Thoughts on Clown Spiders: We showed her a sticker with the image of Tiny Doom’s nemesis. “I like it!” she declared. “I like spiders, I think they’re cute. Clowns not so much…” We’ll call this one a conditional victory for our mirthful mascot. Thanks for your time, Midge! (click the link to see more of her work!)
The cosplay of Boston Comic Con 2014 did not disappoint, and we took another opportunity to profile some of the amazing work that was on display.
First up: Myratheon Cosplay
Costume made by: The lady herself! This was an original design and which all components of the costume were hand made…even the mask and her hand carved sword!
Favorite costume piece/biggest challenge: That mask you guys, this pic, taken in the crowded convention hall does not do it justice, so be sure to check out her facebook page for more pictures.

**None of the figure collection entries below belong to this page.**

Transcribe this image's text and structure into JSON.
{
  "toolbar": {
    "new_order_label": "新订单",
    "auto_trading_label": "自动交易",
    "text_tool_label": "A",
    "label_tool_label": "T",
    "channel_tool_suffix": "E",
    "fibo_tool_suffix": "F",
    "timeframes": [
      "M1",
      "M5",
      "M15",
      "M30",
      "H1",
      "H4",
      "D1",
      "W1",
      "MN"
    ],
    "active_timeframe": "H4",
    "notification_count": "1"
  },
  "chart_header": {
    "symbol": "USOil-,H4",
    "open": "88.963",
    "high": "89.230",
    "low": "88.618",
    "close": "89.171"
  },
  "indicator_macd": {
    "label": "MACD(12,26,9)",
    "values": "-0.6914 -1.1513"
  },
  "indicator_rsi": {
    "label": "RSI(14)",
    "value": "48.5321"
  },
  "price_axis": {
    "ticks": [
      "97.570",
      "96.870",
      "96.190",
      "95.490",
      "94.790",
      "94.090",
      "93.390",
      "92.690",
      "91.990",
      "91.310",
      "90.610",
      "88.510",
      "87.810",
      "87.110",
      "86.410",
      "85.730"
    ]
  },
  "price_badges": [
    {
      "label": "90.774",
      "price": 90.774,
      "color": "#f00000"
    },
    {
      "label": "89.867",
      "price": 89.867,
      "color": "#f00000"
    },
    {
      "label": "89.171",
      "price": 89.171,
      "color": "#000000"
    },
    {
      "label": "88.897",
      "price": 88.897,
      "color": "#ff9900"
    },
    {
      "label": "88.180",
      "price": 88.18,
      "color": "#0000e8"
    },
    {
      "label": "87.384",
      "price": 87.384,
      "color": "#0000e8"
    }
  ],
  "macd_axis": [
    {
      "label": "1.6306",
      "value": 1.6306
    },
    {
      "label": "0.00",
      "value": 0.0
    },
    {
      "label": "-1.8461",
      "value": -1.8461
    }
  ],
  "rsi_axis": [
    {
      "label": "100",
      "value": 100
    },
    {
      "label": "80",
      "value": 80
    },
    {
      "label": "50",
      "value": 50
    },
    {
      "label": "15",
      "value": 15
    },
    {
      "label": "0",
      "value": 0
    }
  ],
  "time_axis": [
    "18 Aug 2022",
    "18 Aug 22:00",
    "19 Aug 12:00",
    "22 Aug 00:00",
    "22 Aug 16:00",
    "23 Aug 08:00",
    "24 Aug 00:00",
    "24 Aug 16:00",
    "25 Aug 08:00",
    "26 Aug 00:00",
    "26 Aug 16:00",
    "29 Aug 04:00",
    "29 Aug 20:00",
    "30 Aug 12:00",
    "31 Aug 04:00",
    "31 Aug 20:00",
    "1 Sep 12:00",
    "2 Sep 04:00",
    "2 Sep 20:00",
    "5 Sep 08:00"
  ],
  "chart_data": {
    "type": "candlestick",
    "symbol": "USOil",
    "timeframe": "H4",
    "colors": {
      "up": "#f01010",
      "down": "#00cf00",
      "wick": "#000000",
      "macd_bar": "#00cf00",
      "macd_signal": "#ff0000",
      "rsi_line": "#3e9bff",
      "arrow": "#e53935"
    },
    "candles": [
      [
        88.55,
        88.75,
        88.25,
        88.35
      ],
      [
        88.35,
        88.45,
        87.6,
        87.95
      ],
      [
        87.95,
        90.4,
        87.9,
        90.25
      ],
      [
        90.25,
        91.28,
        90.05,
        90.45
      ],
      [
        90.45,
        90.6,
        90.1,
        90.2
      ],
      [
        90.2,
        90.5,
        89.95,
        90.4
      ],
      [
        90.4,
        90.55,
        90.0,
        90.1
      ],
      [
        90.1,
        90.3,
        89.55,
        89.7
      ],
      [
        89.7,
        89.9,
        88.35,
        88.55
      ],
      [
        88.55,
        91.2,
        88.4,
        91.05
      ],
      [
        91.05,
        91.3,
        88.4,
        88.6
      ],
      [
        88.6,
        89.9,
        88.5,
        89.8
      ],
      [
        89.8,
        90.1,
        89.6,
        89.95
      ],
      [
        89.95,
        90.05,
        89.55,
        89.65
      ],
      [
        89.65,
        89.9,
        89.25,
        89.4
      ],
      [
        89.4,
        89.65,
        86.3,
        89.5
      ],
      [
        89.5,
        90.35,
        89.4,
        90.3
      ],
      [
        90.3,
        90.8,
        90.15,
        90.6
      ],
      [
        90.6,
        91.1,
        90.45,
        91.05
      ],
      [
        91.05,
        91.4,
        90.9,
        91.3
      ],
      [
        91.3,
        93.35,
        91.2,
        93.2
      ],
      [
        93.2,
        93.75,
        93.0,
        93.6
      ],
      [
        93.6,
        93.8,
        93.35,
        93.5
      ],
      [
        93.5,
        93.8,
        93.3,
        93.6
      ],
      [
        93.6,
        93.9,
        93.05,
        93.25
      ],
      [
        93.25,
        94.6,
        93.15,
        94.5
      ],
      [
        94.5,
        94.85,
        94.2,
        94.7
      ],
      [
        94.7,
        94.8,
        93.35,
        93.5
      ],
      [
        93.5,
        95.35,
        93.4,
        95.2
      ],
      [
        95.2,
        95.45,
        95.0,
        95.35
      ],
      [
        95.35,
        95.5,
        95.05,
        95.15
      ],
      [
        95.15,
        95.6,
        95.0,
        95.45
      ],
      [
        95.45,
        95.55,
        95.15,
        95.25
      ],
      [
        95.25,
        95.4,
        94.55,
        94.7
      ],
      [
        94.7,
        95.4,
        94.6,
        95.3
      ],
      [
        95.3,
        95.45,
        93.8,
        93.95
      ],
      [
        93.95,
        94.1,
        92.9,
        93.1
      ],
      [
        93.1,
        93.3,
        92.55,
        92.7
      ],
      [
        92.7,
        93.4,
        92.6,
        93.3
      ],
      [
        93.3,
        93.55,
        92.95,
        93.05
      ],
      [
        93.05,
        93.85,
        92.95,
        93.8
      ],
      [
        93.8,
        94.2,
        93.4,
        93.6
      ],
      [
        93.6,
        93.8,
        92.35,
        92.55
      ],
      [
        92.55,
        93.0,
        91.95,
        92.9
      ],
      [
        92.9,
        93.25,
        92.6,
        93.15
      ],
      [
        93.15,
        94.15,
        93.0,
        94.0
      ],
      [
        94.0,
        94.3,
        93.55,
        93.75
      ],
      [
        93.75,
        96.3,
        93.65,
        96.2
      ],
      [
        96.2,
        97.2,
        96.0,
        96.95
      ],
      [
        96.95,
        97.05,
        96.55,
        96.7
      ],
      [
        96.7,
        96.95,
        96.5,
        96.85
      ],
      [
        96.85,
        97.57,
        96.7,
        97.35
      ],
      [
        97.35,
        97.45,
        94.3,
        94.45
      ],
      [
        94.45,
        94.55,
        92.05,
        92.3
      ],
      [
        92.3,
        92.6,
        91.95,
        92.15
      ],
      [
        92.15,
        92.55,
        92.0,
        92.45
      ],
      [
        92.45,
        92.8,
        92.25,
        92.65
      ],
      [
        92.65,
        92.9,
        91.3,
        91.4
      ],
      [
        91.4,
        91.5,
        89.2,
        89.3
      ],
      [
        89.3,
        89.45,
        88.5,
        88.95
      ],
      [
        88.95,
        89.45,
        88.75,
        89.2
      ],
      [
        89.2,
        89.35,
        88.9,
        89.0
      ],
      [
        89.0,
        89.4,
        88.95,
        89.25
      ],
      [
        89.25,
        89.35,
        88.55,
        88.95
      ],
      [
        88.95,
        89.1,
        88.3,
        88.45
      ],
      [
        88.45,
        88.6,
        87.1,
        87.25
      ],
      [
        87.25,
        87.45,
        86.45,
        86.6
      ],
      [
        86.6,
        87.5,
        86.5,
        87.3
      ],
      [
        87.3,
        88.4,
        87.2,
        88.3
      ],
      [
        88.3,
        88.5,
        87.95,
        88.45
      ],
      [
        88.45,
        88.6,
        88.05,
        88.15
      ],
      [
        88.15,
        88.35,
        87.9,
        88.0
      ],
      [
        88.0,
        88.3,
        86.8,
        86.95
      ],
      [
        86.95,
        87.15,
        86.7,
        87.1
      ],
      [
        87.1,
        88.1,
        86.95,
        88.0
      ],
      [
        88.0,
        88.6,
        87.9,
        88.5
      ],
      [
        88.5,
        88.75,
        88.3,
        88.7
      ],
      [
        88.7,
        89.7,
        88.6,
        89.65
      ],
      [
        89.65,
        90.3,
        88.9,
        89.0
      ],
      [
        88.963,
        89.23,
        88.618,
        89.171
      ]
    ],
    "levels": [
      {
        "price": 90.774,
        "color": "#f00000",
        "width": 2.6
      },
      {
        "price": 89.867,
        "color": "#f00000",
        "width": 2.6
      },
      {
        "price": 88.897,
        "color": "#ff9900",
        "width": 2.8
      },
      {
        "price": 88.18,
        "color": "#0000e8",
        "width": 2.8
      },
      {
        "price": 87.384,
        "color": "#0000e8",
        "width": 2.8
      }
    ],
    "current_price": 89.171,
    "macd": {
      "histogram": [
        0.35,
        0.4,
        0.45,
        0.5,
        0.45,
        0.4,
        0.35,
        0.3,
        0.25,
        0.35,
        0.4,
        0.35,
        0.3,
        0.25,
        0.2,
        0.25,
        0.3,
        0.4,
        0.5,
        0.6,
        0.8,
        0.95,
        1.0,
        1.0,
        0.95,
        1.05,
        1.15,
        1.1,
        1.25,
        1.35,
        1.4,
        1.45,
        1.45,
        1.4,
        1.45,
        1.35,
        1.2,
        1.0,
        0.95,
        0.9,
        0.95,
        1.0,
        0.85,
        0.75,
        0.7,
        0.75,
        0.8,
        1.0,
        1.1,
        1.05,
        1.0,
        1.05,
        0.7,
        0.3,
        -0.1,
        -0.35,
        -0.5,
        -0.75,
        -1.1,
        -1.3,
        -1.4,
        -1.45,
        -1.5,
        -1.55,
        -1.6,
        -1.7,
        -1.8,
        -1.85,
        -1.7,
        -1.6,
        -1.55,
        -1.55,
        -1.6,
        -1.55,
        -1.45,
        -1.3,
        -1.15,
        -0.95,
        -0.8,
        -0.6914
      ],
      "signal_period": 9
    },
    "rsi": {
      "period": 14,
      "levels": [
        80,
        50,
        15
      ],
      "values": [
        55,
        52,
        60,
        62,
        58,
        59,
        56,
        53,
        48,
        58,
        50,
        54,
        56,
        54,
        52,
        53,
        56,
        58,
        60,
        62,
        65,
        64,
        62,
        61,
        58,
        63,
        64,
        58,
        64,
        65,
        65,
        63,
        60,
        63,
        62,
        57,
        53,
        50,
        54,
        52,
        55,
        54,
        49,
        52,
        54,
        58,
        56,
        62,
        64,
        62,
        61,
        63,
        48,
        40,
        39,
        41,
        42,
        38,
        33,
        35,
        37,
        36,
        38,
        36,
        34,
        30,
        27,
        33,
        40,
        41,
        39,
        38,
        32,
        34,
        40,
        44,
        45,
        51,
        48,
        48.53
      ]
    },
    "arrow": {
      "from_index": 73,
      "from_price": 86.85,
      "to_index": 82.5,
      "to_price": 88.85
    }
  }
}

The Anubis mask is Myratheon Cosplay’s favorite part of the costume (The Red Menace and I felt the same). It was also her biggest challenge. In speaking with her you could definitely get a sense of how proud she was of her work…and she should be!
Cosplay experiences: Myratheon, has, for the most part had good experiences with the Cosplay community. No doubt signs like this help:
Her hard work has been well received which has helped her gain confidence. She did however have a tougher experience at Connecticon where she received some negative feedback on her gender-swapped costume of Scar from Disney’s The Lion King. Some of the organizers felt she was sexualizing a Disney character. Her response? “Since when do lions where clothes?” Check out pics of this costume and decide for yourself…
Thoughts on Clown Spiders: Here’s a place where Myratheon Cosplay and I differ. She found our Clown Spider stickers adorable!
Where will she be next: You can see her next at Rhode Island Comicon! Maybe you’ll see some of The Ladies there too…
As you have probably noticed from our recent series showcasing cosplay from Boston Comic Con, we ladies have a great interest in costuming and the culture around cosplay.
Both the Goog and I like to costume. And I’m passable at it. I think my Halloween costumes always work, and I have a lot of fun putting them together and wearing them. The Goog is better, he even tried his hand at fabrication last year.
Time for another cosplay force to be reckoned with…
Jessica Connolly (Jess Conn Cosplay ) as Tank Girl
How she got into cosplay: Jess has a background in theater and when she left the stage, she missed the opportunities to become another character. In fact, Jess was particularity excited about this costume because it gave her a chance to switch from something more “girly-girl to bad ass.” Bad ass indeed! No one can argue with that!
Another reason Jess chose to cosplay as Tank Girl was because she was looking for something that she could style more herself. Tank Girl herself can be seen in a range of outfits, so this costume really gave her a chance to do her own take and stand out from the crowd.
Most proud of: Her disco ball helmet. While watching the Tank Girl film, Jess couldn’t help but notice the disco ball helmet that Lori Petty wears for about 3 mins. As soon as she saw it, she knew she had to make it. Another challenge that Jess was proud of, is her paintwork on her gun. It can be extremely difficult to make something look worn in a realistic way and actually something I never really thought about myself when it comes to detail work. It’s the touches and attention to detail like this that can certainly make a huge difference between a really good costume and a great one.